B6 and plt/plt mice were infected as described for Figure 1. Cells from wild type and plt/plt infected lungs and draining lymph nodes were isolated at day 20 and total numbers of WBCs were determined per organ (A). The frequency(B) of CD11c⁺ cells in the lymph nodes of B6 and plt/plt mice were determined by flow cytometry and total numbers of CD11c⁺ cells was determined(C). The frequency (D) and total numbers (E,F) of IFNγ producing antigen specific cells were determined by ESAT-6 driven ELISpot assay in draining lymph nodes (E) and spleen (F). 1×10⁶ ESAT-6 TCR Tg CSFE labeled naïve T cells were transferred into infected B6 and plt/plt mice at day 20 post infection and the lymph nodes were harvested and processed to generate single cell suspensions 12 hours later(F). The expression of CD69 was determined on transferred Tg CD4 T cells using flow cytometry. The data points represent the mean (±SD) of values from four-five mice (A–F). ﹡, p ≤0.05. ﹡﹡, p ≤0.005, ns-not significant.

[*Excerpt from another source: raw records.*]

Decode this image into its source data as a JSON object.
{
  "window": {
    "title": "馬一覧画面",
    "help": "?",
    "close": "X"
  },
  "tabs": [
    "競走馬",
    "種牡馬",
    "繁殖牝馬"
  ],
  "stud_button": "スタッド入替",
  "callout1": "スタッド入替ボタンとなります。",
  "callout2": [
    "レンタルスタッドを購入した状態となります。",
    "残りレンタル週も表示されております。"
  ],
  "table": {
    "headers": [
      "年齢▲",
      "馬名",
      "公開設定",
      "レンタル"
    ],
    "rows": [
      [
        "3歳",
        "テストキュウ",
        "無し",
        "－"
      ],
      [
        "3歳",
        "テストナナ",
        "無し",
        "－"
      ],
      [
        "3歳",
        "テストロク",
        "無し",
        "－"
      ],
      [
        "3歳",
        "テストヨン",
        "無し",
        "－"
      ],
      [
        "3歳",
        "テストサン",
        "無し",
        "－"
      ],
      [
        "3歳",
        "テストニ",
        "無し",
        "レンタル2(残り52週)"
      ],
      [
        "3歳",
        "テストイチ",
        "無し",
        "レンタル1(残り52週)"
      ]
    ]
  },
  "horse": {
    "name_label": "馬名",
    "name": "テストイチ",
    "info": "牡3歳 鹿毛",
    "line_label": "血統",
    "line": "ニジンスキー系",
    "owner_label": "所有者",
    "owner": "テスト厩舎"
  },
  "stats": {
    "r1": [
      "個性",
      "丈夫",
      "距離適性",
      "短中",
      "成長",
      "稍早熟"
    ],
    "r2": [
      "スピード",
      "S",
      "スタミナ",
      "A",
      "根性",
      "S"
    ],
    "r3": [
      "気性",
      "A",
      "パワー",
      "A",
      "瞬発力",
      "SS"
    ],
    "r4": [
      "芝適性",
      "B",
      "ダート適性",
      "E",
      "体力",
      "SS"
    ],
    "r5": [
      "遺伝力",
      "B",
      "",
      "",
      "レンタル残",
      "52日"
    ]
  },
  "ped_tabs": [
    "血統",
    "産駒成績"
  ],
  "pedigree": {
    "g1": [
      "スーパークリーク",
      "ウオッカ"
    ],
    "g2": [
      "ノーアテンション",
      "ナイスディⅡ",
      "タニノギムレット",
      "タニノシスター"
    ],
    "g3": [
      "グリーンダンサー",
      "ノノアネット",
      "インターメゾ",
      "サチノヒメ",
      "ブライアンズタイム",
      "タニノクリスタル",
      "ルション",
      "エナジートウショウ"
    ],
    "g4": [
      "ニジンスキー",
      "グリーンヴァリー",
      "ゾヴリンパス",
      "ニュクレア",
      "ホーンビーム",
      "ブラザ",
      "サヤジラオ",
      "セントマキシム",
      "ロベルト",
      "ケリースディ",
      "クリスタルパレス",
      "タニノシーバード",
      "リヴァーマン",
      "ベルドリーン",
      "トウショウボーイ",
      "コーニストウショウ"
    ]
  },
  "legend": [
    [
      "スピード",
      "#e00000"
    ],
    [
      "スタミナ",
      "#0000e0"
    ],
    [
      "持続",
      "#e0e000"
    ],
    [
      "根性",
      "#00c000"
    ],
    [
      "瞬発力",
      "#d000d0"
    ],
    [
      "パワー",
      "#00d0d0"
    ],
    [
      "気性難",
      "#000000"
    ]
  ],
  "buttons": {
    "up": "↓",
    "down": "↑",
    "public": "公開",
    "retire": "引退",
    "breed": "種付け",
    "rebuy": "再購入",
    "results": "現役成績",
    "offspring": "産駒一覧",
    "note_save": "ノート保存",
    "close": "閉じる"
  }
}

Figure 7. CXCL13 is required for spatial organization of lymphocytes within the granulomas

B6 (closed circles) and Cxcl13^−/− mice (open triangles) were infected as described for Figure 1 and at specific times post infection lung tissue was harvested and processed to extract RNA (A). The presence of specific mRNA was determined by real-time PCR and the log₁₀-fold-increase in mRNA determined for three to four infected mice vs four uninfected mice. The data points represent the mean and SD values for four mice for each time point. Expression of MHC Class II was determined on CD11b⁺ and CD11c⁺ cells isolated from lungs of infected B6 (filled circles) or Cxcl13^−/− mice (open traingles) on day 20 post infection(B). The presence of Fizz 1 mRNA was determined by real-time PCR and the log₁₀-fold-increase in mRNA determined for three to four infected mice vs four uninfected mice (C). The distribution of CD3 lymphocytes in lungs of infected B6, plt/plt and Cxcl13^−/− mice was determined by immunofluorescence on day20 (D) and the area occupied by CD3 T lymphocytes in the perivascular cuffs was determined morphometrically (E).

Figure 8. CXCL13 is required for recruitment of GC B cells and control of mycobacteria

B6 and Cxcl13^−/− mice were infected as described for Figure 1 and the frequency of CD19/B220 positive B cells expressing GL7 and CD95/FAS (GC B cells) from lungs of infected B6 and Cxcl13^−/− mice was determined by flow cytometry at day 20 post infection (A). B6 uninfected controls are also shown (B6 UI). B6 (closed circles), Cxcl13^−/− (open triangles) and DKO (open squares) were infected via the aerosol route with 75 M. tuberculosis H37Rv bacteria and the bacterial burden determined in the lungs over time(B). B6 and Cxcl13^−/− mice were infected as described for Figure 1. Cells from wild type and Cxcl13^−/− infected spleens were isolated at day 20 and the number of antigen-specific IFNγ-producing cells determined by ELISpot (C). Uninfected (B6 UI) and day 20-infected B6 and Cxcl13^−/− mice received CFSE labeled ESAT-6 TCR Tg T cells and the frequency of Tg cells expressing CD69 12 hours after transfer was determined in the spleens by flow cytometry (D). The data points represent the mean (±SD) of values from four-five mice (A–F). ﹡, p ≤0.05. ﹡﹡, p ≤0.005. ﹡﹡﹡, p ≤0.0005, ns-not significant.